この人、洗面台で待っているフローラと私が合流する前にと思って突撃してきたんじゃないだろうか。私一人だと弱気になると思って。フローラを呼ぼうにも、このトイレは結構広い上、あたりが騒がしいので声が届かないかもしれない。
とはいえ無視をしたらヴィルの沽券に関わるだろうから、私はレティキュールに入れていた手を引っ込め、肩を落とした。
「いえ、そのようなことはまったく」
「ふざけないで。ちっとも可愛げがないし、口を開けば生意気なことばかり。シュタイン卿に見初められたことを笠に着て、低魔力者でありながら傲慢な態度を取るなんてはしたないと思いませんの? 夫の発表のときも、シャボンの一つも出さずに!」
笠に着るって……傲慢な態度って……そんなつもりはなかったんだけど。

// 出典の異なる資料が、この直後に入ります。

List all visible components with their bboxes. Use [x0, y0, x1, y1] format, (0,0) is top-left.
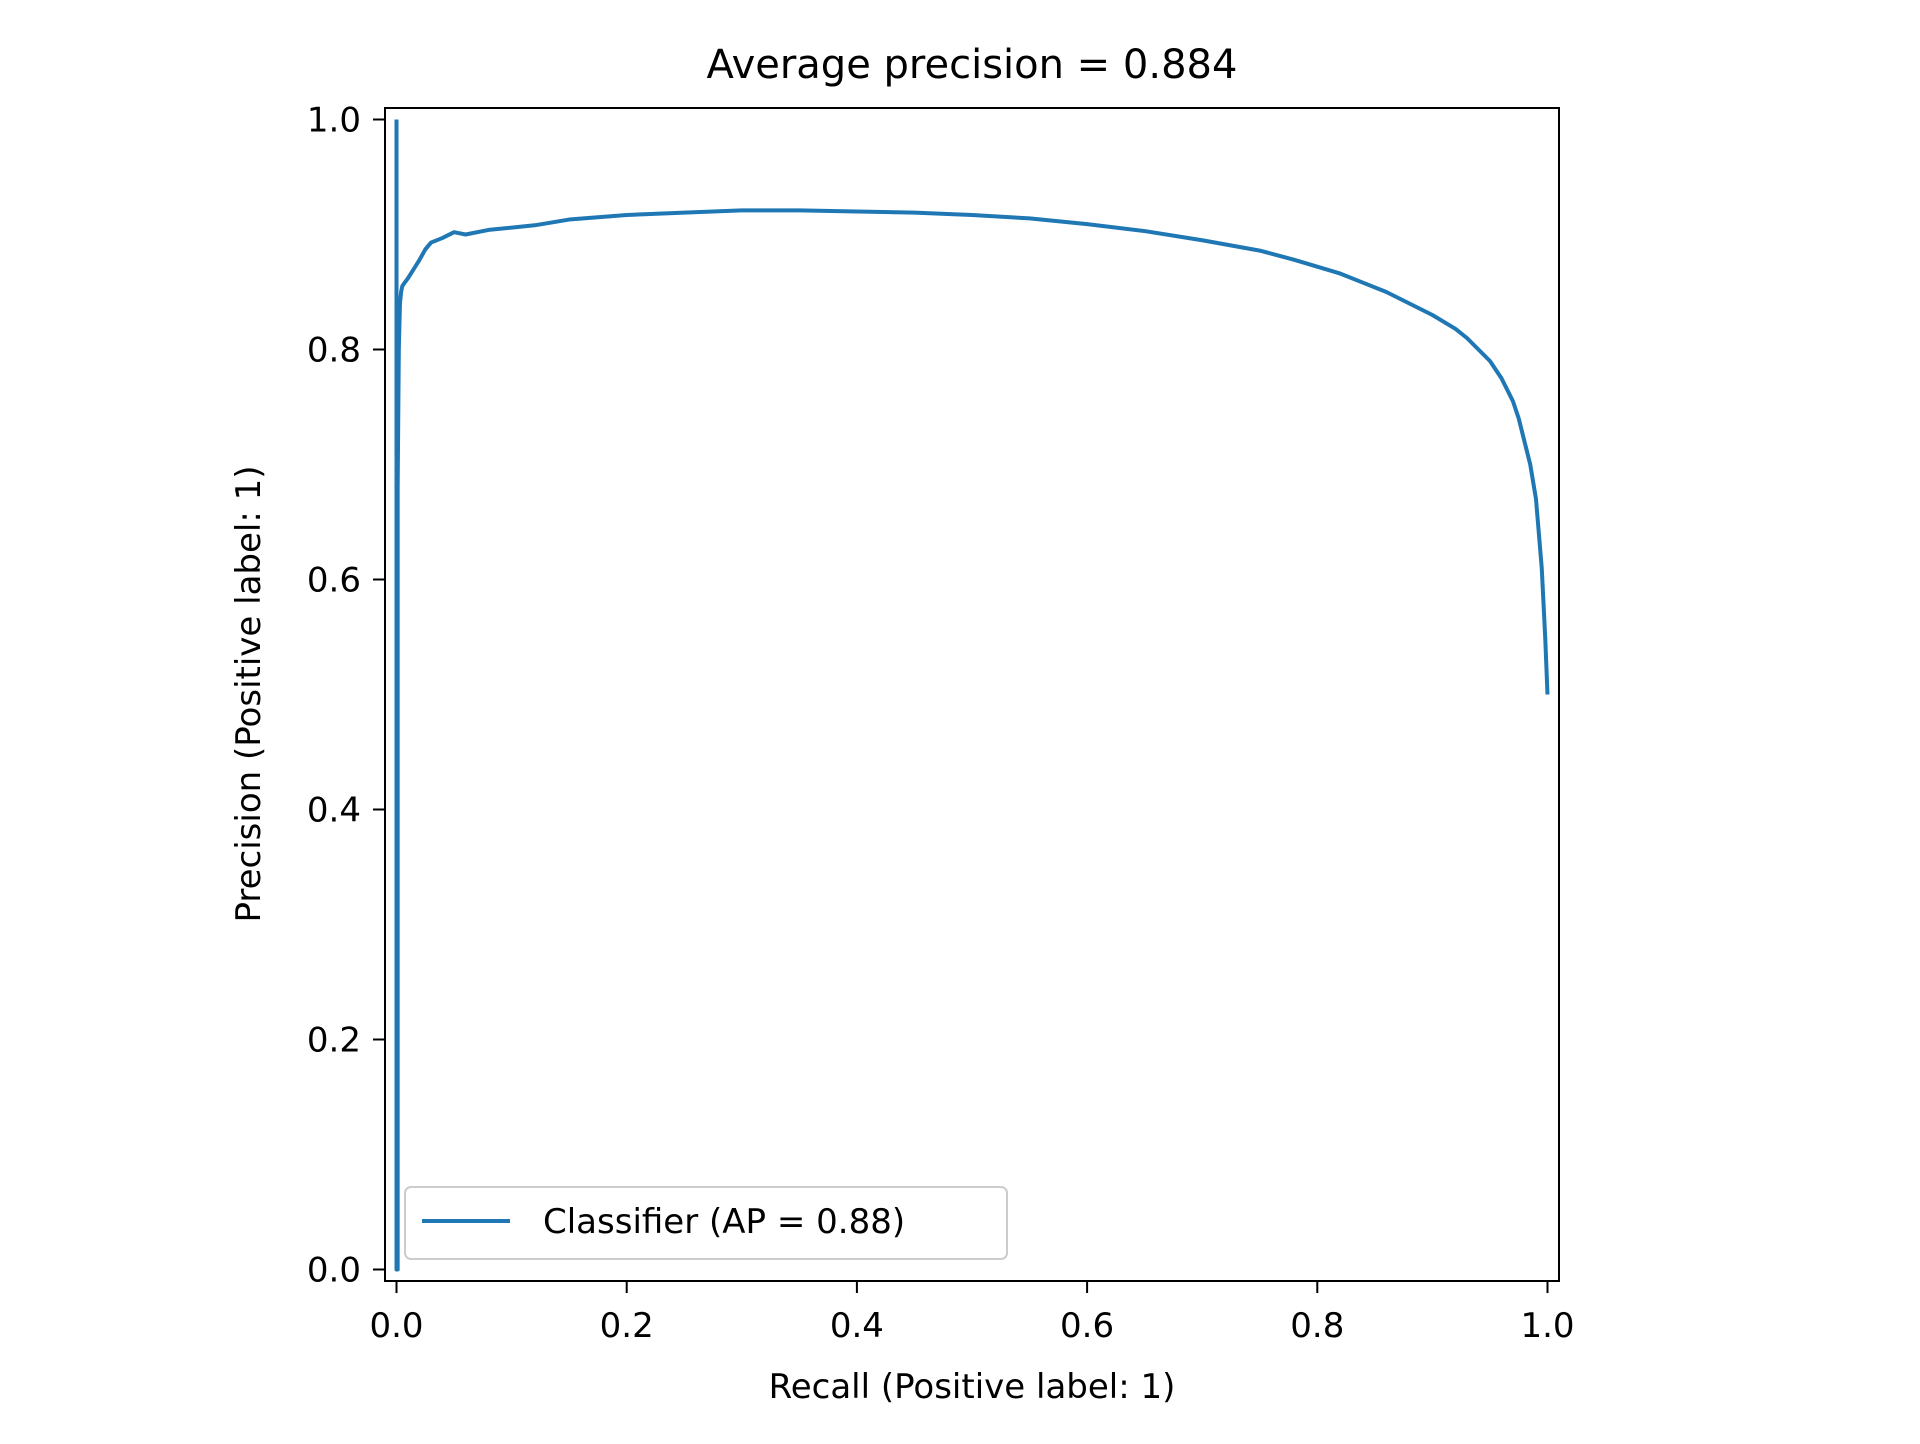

ただ、魔砲台の発表が私にとってはさほど驚きじゃなかっただけで……。
というか私が魔力ゼロだと知っているなら、シャボン玉を出すことができないって分かっているでしょうに。
最初はちょっとくらい愛想良くするべきかと思ったけれど、これは本当に時間とメンタルの無駄遣いだ。

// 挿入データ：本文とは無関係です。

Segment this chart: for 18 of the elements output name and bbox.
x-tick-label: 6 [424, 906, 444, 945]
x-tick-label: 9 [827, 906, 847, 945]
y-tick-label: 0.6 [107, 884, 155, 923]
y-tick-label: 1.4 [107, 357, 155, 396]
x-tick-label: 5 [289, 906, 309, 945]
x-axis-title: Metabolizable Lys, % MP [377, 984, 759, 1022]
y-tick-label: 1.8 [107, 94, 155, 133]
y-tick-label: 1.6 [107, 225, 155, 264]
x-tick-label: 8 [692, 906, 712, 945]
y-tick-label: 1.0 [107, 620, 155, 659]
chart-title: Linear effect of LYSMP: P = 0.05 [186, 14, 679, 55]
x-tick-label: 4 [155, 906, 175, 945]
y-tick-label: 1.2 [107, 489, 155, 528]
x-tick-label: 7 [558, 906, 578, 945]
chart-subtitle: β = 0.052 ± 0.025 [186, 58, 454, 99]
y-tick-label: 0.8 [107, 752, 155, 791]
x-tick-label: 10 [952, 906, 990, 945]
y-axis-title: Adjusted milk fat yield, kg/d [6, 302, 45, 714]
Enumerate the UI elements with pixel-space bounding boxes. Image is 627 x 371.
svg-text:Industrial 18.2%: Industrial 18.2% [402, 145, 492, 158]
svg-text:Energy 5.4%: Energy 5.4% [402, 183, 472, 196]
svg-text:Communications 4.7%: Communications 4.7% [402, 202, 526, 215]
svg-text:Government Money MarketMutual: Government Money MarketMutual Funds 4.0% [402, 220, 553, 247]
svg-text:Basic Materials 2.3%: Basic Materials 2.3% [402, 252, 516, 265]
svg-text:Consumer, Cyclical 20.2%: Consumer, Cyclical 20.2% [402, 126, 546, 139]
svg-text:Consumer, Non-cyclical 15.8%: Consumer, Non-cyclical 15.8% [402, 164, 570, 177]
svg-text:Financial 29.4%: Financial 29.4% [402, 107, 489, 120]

「そんなことはございませんし、わたくしは能力的にシャボンを出せません。それは夫も知っておりますし、仕方のないことです。では、失礼します」
「お待ち! まだ話は――」
マダムが手を伸ばしてきた。
指輪とブレスレットがじゃらじゃら踊る手から容易に身をかわした私だけど、マダムは執拗に追ってくる。

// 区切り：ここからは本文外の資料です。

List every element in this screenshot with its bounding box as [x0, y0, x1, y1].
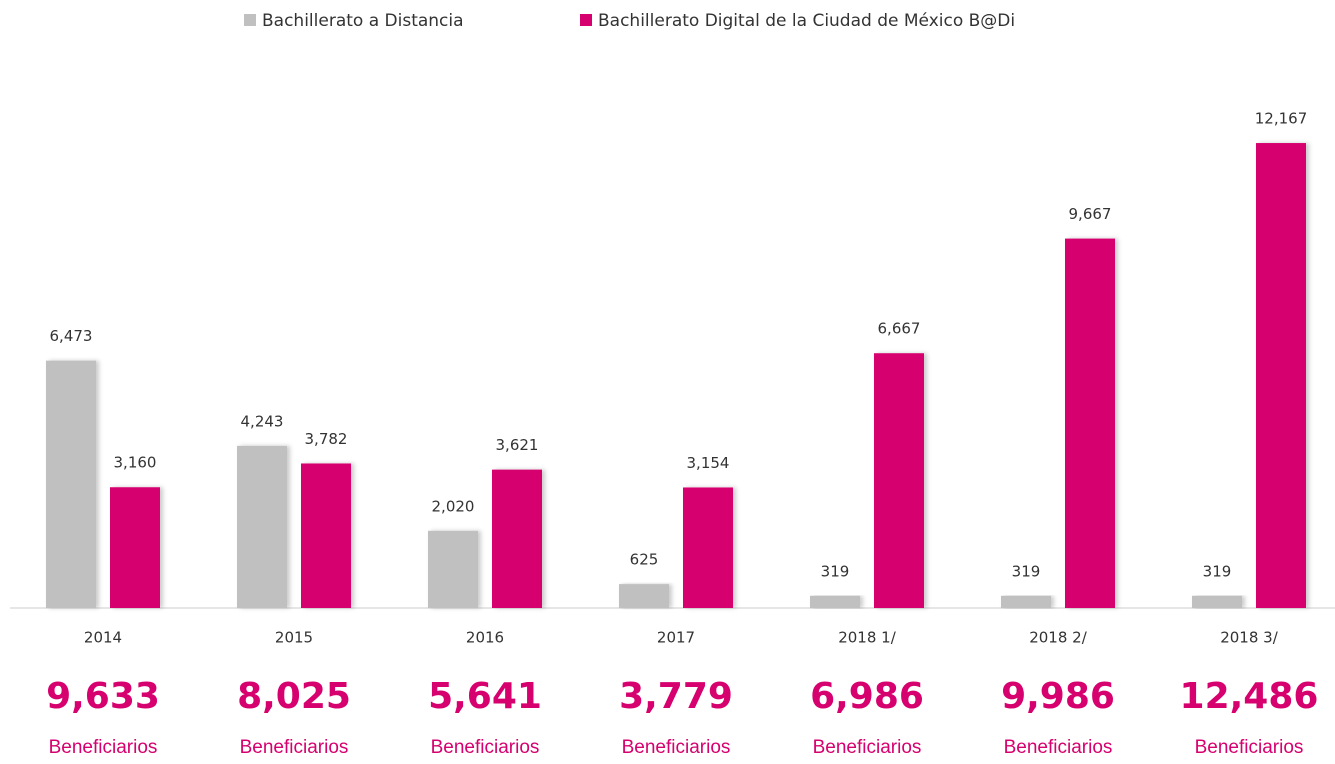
bar [46, 360, 96, 608]
value-label: 3,782 [305, 430, 348, 448]
value-label: 319 [821, 562, 850, 580]
total-label: 9,986 [1001, 676, 1115, 717]
total-label: 12,486 [1180, 676, 1319, 717]
x-tick-label: 2018 3/ [1220, 629, 1278, 647]
legend-label: Bachillerato Digital de la Ciudad de Méx… [598, 11, 1015, 31]
value-label: 2,020 [432, 497, 475, 515]
bar [874, 353, 924, 608]
x-tick-label: 2018 1/ [838, 629, 896, 647]
value-label: 3,621 [496, 436, 539, 454]
value-label: 9,667 [1069, 205, 1112, 223]
x-tick-label: 2014 [84, 629, 122, 647]
bar [683, 487, 733, 608]
bar [110, 487, 160, 608]
value-label: 12,167 [1255, 110, 1308, 128]
value-label: 3,160 [114, 454, 157, 472]
total-caption: Beneficiarios [49, 737, 158, 758]
value-label: 4,243 [241, 412, 284, 430]
total-label: 5,641 [428, 676, 542, 717]
x-tick-label: 2016 [466, 629, 504, 647]
value-label: 6,667 [878, 320, 921, 338]
legend-swatch [244, 14, 256, 26]
x-tick-label: 2015 [275, 629, 313, 647]
total-caption: Beneficiarios [431, 737, 540, 758]
total-label: 6,986 [810, 676, 924, 717]
value-label: 6,473 [50, 327, 93, 345]
bar [237, 445, 287, 608]
value-label: 3,154 [687, 454, 730, 472]
total-caption: Beneficiarios [1004, 737, 1113, 758]
bar [1192, 595, 1242, 608]
total-label: 3,779 [619, 676, 733, 717]
bar [1256, 143, 1306, 608]
value-label: 319 [1012, 562, 1041, 580]
total-caption: Beneficiarios [622, 737, 731, 758]
bar [428, 530, 478, 608]
x-tick-label: 2017 [657, 629, 695, 647]
bar [301, 463, 351, 608]
total-caption: Beneficiarios [813, 737, 922, 758]
legend-label: Bachillerato a Distancia [262, 11, 464, 31]
total-label: 9,633 [46, 676, 160, 717]
bar [619, 584, 669, 608]
bar [810, 595, 860, 608]
legend-swatch [580, 14, 592, 26]
bar [1001, 595, 1051, 608]
value-label: 625 [630, 551, 659, 569]
total-caption: Beneficiarios [1195, 737, 1304, 758]
total-label: 8,025 [237, 676, 351, 717]
bar [492, 469, 542, 608]
total-caption: Beneficiarios [240, 737, 349, 758]
x-tick-label: 2018 2/ [1029, 629, 1087, 647]
bar [1065, 238, 1115, 608]
value-label: 319 [1203, 562, 1232, 580]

しつこいな。さっさとフローラと合流して、バイロンさんに通報しよう。
――そう思ってトイレの角を曲がろうとしたけれど、突然、空いているトイレの個室から手が伸びてきた。
マダムが手を伸ばしてきたならまだしも、思ってもなかった方向からが伸びてきたため、かわすこともできなかった。
日に焼けていない真っ白な手は私の腕をグッと掴み、個室に引き寄せる。そして私が何か言うよりも早く、目の前を小さな光が踊り――
次の瞬間。
「……冴香?」
休憩室で茶を飲んでいたヴィルフリートは目を見開き、そわそわとあたりを見回した。
彼の隣で同じく茶を飲んでいたマクシミリアンは片眉を上げ、いきなり妻の名を呼んだ同僚を見上げる。
「ここにサエカ様はいませんよ。いきなりなんですか」
やれやれと言わんばかりの表情のマクシミリアンだが、ヴィルフリートの顔が徐々に青白くなっているのを見、顔をしかめる。
ヴィルフリートはこくっとつばを呑み、自分の左手首に視線を落とすと、ぽつんとつぶやいた。